The Bethlehem and Jerusalem garments can be distinguished by their fabrics, motifs, and couching techniques. The couched motifs, commonly known as watches (
sa'aat), are representations of the tree of life. The Malak dress, which refers to the dress that must not be washed, is known as the royal dress of Bethlehem. Another distinguishing factor for costumes embroidered in the villages of Bethlehem and Jerusalem is the variety of Syrian fabrics that were used to make the thob. Such distinctive, silk-mounted fabrics are striped with yellow, red, or gold.

At some stage, women from other regions sought the help of the Bethlehem embroiderers to introduce the couching technique into their own costumes. Such a welcome intervention can be clearly seen on the reputable dresses of Beit Dajan and on the famous
jillayeh of the Hebron hills. Furthermore, the Bethlehem artisans excelled in making embroidered mini-jackets and the finely embroidered hat that was harmoniously decorated with coral, gold and silver coins, silver bracelets, and the 'seven-souls' chokers.

The villages of Hebron are as distinctive as the others in the world of Palestinian embroidery. Women in the Hebron region embroidered handkerchiefs, belts, head veils, cushions, and
jillayehs. The most famous villages in this respect are Idna, Samou'u, Iraq al Manshiyeh, Beit 'Ummar, Deir Samit, Bani-Na'im, Beit Jibrin, Dahriyyeh, and Dura.

The motifs used in these districts were illustrated by several types of stitching that included couching, the cross and satin stitches, and the running stitch. In addition, the appliqué technique was broadly used on the front of the wedding
jillayeh. The motifs on the white wedding veil were mirror images of those on the dark or indigo jillayeh.

What distinguishes the Gaza costume (
zainiyeh) from that of neighbouring Hebron is the colour application, the motif distribution, and the fabric type. The motifs known as 'amulet', 'butterfly', and 'comb' of the Gaza dress are predominantly purple, whereas the motifs in its Hebron counterpart are predominantly maroon or red. The cloth for the Gaza thob was traditionally woven in nearby Majdel, either on white cotton, in the case of the very old examples, or on black or blue cotton striped with mauve and green linen.

The Bedouin style of the Negev is different from that of the villages. The main difference is the embroidery on the front panel of the dress and the use of the cross stitch only. It is maintained that Bedouins embroider the front panel of the dress as a way to show respect to others. The face veil (
burquo') and the back head veil (quna'a) represent the main distinction between the two in terms of overall appearance.

The traditional Palestinian dress, or thoub, is notable for its exceptional embroidered designs, which appear in panels on the chest, sides, sleeves, and at the hem. The block of embroidery on the chest is the main attraction of these dresses, and it is said to protect the wearer from evil, bad lack, and poor health.
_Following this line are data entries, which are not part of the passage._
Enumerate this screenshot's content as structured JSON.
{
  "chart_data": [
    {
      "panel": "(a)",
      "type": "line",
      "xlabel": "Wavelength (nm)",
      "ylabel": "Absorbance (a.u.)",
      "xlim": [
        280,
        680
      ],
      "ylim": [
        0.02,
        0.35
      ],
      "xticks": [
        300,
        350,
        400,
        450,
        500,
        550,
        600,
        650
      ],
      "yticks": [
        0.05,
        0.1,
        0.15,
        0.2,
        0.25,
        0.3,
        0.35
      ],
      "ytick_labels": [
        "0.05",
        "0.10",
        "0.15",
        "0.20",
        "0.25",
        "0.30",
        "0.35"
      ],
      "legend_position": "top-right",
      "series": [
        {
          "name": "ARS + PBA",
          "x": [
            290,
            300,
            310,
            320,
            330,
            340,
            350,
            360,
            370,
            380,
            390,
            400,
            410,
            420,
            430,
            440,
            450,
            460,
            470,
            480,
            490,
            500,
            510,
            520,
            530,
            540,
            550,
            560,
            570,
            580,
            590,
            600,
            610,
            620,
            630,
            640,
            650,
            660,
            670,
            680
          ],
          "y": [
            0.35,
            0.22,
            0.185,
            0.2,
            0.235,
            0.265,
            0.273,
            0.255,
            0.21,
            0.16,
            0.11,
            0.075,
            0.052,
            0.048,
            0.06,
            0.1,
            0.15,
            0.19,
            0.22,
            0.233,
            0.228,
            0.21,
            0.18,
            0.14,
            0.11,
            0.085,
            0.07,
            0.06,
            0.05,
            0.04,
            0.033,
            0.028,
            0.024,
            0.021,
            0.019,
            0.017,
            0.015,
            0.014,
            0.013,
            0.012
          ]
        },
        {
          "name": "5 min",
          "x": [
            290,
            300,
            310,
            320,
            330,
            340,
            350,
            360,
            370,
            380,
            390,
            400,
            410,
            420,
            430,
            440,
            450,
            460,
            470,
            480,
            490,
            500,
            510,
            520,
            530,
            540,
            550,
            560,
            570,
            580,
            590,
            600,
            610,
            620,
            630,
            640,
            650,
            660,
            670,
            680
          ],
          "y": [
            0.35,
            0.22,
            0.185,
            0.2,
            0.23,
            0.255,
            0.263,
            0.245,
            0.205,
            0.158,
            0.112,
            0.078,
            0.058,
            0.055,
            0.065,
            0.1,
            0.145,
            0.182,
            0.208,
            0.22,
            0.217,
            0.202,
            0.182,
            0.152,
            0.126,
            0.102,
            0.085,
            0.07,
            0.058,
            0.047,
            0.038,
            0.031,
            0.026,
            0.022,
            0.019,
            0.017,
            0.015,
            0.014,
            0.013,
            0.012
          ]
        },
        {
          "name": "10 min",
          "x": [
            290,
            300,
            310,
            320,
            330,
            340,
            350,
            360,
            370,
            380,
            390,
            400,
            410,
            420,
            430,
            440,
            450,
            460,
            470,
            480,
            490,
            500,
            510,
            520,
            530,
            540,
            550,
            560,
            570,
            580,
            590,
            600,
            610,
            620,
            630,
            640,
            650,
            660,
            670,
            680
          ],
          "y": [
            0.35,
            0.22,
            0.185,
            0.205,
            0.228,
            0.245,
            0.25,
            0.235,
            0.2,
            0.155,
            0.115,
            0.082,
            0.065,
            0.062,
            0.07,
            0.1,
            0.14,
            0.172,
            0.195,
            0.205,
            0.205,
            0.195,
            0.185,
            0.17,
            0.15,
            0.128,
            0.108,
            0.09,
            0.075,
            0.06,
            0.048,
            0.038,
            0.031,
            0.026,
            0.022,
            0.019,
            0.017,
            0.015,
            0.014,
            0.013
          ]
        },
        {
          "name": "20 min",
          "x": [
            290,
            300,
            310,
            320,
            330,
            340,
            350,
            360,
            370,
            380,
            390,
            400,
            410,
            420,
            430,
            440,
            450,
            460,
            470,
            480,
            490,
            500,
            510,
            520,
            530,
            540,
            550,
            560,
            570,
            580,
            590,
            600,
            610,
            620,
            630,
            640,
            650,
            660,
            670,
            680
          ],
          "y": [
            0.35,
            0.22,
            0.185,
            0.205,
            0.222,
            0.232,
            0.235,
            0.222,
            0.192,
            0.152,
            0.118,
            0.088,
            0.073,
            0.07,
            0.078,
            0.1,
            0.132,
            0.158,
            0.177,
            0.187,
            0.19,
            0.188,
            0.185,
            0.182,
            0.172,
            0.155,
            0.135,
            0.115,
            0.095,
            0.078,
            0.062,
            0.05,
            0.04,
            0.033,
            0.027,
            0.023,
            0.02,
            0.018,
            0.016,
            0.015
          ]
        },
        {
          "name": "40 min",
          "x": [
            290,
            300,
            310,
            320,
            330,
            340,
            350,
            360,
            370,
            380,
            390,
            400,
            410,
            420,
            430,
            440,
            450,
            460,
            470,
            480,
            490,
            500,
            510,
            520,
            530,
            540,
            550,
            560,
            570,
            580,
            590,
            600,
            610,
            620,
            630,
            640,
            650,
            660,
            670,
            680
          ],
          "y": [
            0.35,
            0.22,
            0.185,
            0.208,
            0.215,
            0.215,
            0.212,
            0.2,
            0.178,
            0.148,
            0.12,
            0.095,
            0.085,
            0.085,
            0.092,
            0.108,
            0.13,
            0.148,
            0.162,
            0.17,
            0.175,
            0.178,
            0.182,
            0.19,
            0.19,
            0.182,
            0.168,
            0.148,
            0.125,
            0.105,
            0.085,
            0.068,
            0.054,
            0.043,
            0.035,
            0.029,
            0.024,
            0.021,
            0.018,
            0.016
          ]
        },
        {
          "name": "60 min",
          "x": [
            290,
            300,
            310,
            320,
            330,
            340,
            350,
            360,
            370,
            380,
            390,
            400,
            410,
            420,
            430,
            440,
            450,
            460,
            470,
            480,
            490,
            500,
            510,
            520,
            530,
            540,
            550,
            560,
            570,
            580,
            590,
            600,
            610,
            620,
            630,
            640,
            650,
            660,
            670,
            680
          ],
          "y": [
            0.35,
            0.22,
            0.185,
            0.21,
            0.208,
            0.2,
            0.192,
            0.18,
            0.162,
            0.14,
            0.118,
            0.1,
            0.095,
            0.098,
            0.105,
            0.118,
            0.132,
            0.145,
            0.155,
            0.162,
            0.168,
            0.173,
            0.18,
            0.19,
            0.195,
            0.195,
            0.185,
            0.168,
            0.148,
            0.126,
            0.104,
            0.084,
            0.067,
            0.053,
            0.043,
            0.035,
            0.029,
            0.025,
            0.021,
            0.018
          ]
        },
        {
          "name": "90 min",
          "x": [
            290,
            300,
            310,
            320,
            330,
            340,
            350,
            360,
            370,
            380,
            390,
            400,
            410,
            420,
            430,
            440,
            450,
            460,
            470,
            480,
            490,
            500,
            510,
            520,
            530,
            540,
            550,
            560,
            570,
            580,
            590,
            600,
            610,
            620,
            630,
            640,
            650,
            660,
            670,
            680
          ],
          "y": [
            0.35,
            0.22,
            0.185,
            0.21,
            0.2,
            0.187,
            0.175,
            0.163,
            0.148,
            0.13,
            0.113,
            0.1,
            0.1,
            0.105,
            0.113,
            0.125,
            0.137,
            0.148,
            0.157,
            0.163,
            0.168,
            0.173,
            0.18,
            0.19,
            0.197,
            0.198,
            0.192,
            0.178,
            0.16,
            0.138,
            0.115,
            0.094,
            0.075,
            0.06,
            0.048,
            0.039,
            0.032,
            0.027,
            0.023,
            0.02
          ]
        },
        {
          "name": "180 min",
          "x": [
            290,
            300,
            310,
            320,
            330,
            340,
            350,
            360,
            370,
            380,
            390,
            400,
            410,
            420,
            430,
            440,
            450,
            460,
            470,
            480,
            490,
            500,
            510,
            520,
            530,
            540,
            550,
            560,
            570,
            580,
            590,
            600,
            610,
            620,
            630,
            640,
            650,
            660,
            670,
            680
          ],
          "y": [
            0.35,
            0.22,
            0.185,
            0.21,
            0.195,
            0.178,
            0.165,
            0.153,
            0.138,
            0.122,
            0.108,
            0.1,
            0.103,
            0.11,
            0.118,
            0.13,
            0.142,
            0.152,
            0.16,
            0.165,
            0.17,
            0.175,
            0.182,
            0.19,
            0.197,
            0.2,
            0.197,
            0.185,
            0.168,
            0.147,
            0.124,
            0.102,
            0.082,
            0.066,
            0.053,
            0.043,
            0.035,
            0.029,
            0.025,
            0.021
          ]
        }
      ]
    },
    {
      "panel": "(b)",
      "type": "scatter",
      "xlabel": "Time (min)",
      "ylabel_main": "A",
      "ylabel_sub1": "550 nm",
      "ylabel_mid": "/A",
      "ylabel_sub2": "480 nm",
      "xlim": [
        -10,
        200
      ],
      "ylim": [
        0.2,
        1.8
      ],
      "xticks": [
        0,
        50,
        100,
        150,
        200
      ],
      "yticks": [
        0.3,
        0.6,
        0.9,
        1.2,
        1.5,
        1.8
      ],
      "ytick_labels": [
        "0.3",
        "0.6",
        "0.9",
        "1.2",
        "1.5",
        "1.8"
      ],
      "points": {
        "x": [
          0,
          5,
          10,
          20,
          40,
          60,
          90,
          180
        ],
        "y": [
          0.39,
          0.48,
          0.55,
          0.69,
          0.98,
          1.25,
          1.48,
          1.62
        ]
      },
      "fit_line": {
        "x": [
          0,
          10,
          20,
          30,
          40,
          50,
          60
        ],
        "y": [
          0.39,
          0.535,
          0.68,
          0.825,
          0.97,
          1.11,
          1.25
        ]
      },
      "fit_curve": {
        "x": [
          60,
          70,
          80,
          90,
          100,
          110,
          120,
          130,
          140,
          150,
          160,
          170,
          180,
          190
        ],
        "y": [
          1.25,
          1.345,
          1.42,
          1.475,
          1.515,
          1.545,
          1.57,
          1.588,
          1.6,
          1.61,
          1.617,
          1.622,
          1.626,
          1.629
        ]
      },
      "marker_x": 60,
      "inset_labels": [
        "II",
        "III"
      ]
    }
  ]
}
The thoub is made by stitching each panel individually first, and then sewing them all together into the final product.

Also notable for the fact that it mainly uses just one stitch, Palestinian embroidery is differentiated by its pattern, and patterns vary by region. In other words, a pattern from Bethlehem differs from that of Jerusalem and Gaza, and so on. Therefore, the home town of a Palestinian woman could be identified simply by the pattern on her dress. Commonly, the patterns are geometrical, but they may also include images such as flowers, trees, or houses, among others.